Dire cela ne signifie pas que l'expertise, qui est distincte de l'expertisme, ne soit en certains points nécessaire et légitime. La république a besoin de savants, même si ce n'est pas au chimiste mais au fermier général que l'on coupa le cou dans le cas de Lavoisier. Ce qui est dangereux et critiquable, c'est la substitution de l'expertise au débat au nom d'une vision totalisante de la science économique; c'est la fraude qui consiste à faire passer pour résultats scientifiques ce qui n'est le plus souvent qu'une reformulation de vieux arguments idéologiques et métaphysiques. Ce qui est implicitement en cause c'est le critère séparant le domaine technique du domaine politique, et la manière dont les économistes du courant dominant en usent à leur profit.

Emmanuel Macron n'est pas républicain

On mesure, alors, d'ou provient et quelles sont les sources réelles de ce que les commentateurs affectent de prendre pour des « dérapages » de la part d'Emmanuel Macron. C'est bien en réalité d'une pensée a-politique, ou plus précisément une pensée qui veut se situer dans un espace post-politique dont il s'agit. Cette pensée dérive elle-même de la conversion à l'expertisme, qui nourrit ce que l'on a pris pour de l'arrogance mais qui s'avère en réalité bien plus profond et bien plus grave qu'un simple comportement. Le Président de la République n'est probablement pas tout simplement pas républicain.
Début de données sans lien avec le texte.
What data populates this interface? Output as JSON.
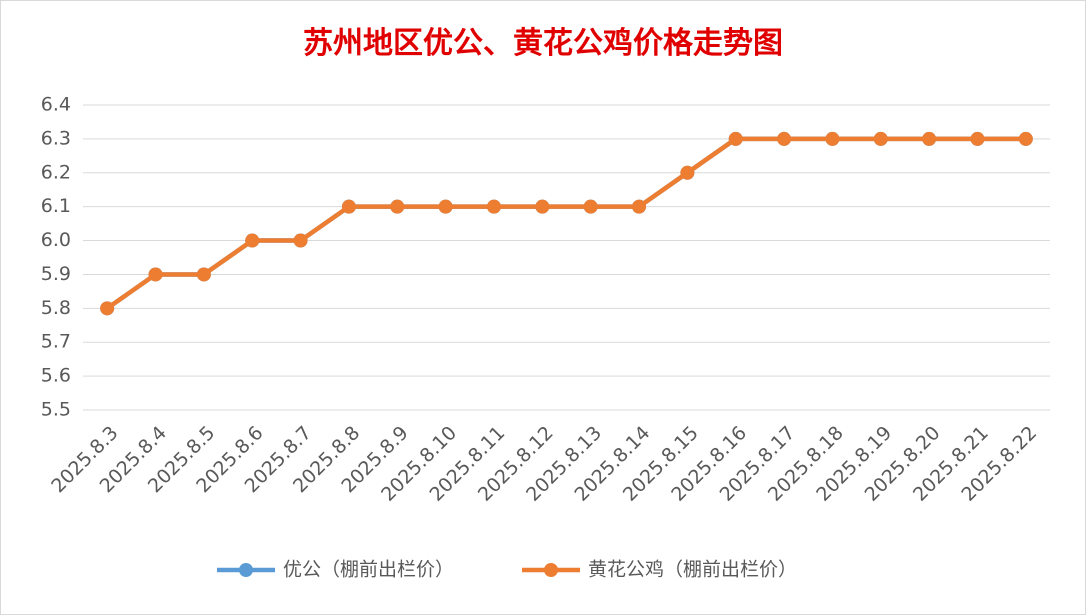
{
  "chart_data": {
    "type": "line",
    "title": "苏州地区优公、黄花公鸡价格走势图",
    "categories": [
      "2025.8.3",
      "2025.8.4",
      "2025.8.5",
      "2025.8.6",
      "2025.8.7",
      "2025.8.8",
      "2025.8.9",
      "2025.8.10",
      "2025.8.11",
      "2025.8.12",
      "2025.8.13",
      "2025.8.14",
      "2025.8.15",
      "2025.8.16",
      "2025.8.17",
      "2025.8.18",
      "2025.8.19",
      "2025.8.20",
      "2025.8.21",
      "2025.8.22"
    ],
    "series": [
      {
        "name": "优公（棚前出栏价）",
        "color": "#5b9bd5",
        "values": [
          5.8,
          5.9,
          5.9,
          6.0,
          6.0,
          6.1,
          6.1,
          6.1,
          6.1,
          6.1,
          6.1,
          6.1,
          6.2,
          6.3,
          6.3,
          6.3,
          6.3,
          6.3,
          6.3,
          6.3
        ]
      },
      {
        "name": "黄花公鸡（棚前出栏价）",
        "color": "#ed7d31",
        "values": [
          5.8,
          5.9,
          5.9,
          6.0,
          6.0,
          6.1,
          6.1,
          6.1,
          6.1,
          6.1,
          6.1,
          6.1,
          6.2,
          6.3,
          6.3,
          6.3,
          6.3,
          6.3,
          6.3,
          6.3
        ]
      }
    ],
    "ylim": [
      5.5,
      6.4
    ],
    "yticks": [
      5.5,
      5.6,
      5.7,
      5.8,
      5.9,
      {
        "value": 6,
        "label": "6.0"
      },
      6.1,
      6.2,
      6.3,
      6.4
    ],
    "grid": true,
    "legend": "bottom"
  }
}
Les opinions exprimées dans ce contenu n'engagent que la responsabilité de l'auteur.


1. Voir Sapir J., Souveraineté, Démocratie, Laïcité, Paris, Editions Michalon, 2016

2. Polony N., Changer la vie, Paris, Editions de l'Observatoire, octobre 2017.

3. Sapir J., Souveraineté, Démocratie, Laïcité, op.cit., p. 42.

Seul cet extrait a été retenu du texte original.